The mere fact that BayOne may be able to defend a claim using the severance benefits as the appropriate measure of damages, on the grounds that dismissal was "for cause," and that the "plan" will exercise its discretion on one occasion to determine whether dismissal was for cause, does not convert the severance benefits into an ERISA plan. Fort Halifax; Angst; Middleton. See also Williamson v. GTE Products Corp., 955 F.Supp. 364 (M.D.Pa. 1997) (employer's voluntary severance program offering retirement eligible employees option to participate in voluntary reduction lump-sum severance pay and certain benefits through their termination date was not employee benefit plan subject to ERISA because it was: a one-time lump sum payment, the amount of which was determined by a computation based on objective factors; and a continuation of certain benefits which already existed; and no new administrative scheme came into being, and no new responsibility was added to an existing administrative scheme).
The Court notes that defendants argument in this regard is purely academic, and they do not hint at any actual "cause" that might have been grounds for plaintiff's dismissal in their motion to dismiss, brief in support, or reply to rule to show cause. If BayOne did have "cause" for dismissal, defendants may raise that as a defense in state court.
Moreover, even if the severance benefits were administered as part of an ERISA welfare benefits plan, plaintiff's complaint is not "related to" such a plan. The complaint filed in the Court of Common Pleas of Allegheny County is less like an ERISA claim for welfare benefits than it is a true breach of contract claim based upon certain defendants' alleged inducements and promises made to plaintiff prior to his accepting a transfer to BayOne, i.e., assuring plaintiff that his benefits that had accrued with the former employer would not be adversely affected.
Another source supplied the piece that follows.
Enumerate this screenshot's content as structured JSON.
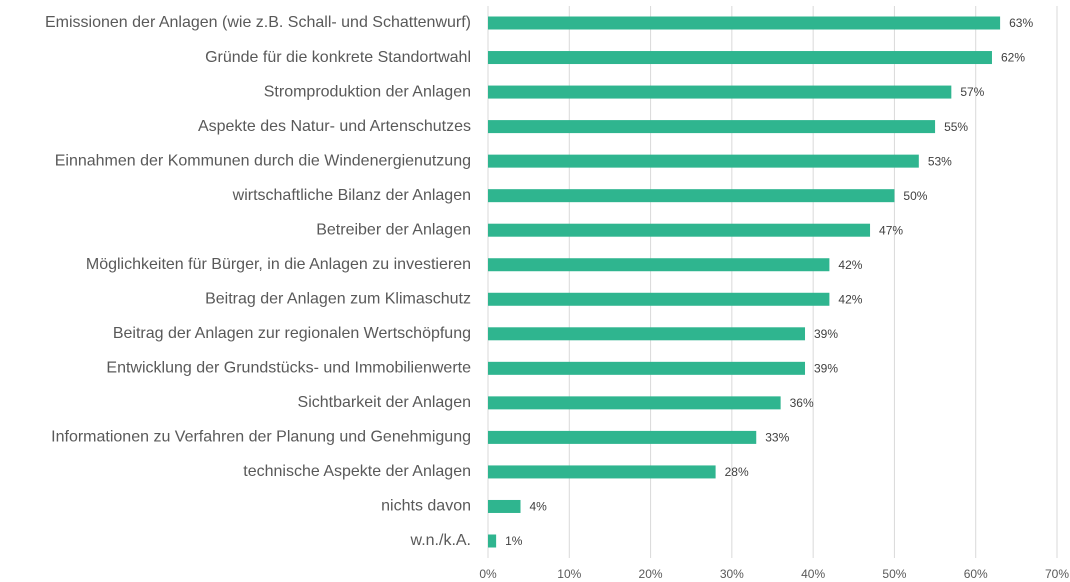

See e.g., Joyce v. RJR Nabisco Holdings Corp., 126 F.3d 166 (3d Cir. 1997) (noting that in New York State Conf. of Blue Cross Blue Shield Plans v. Travelers Ins. Co., 514 U.S. 645 (1995), the Supreme Court refused to read the term "relate to" in section 514 of ERISA literally, for to do so would provide no stopping point for ERISA preemption. 514 U.S. at 655-57; preemption does not occur . . . "if the state law [i.e., negligence/breach of contract] has only a tenuous, remote, or peripheral connection with covered plans, as in the cases with many laws of general applicability."); Armstrong v. U.S. Steel Corp., 2006 WL 952184 (W.D.Pa. 2006) (Ambrose, C.J.) (ERISA complete preemption does not apply to plaintiffs' breach of contract, fraudulent inducement and misrepresentation claims based upon former employer's misstatements made about an early retirement package).
For the foregoing reasons, plaintiff's complaint is not completely preempted by ERISA, if at all, and the removal to this Court was improper. The case will therefore be remanded to the Court of Common Pleas of Allegheny County, by separate order of court.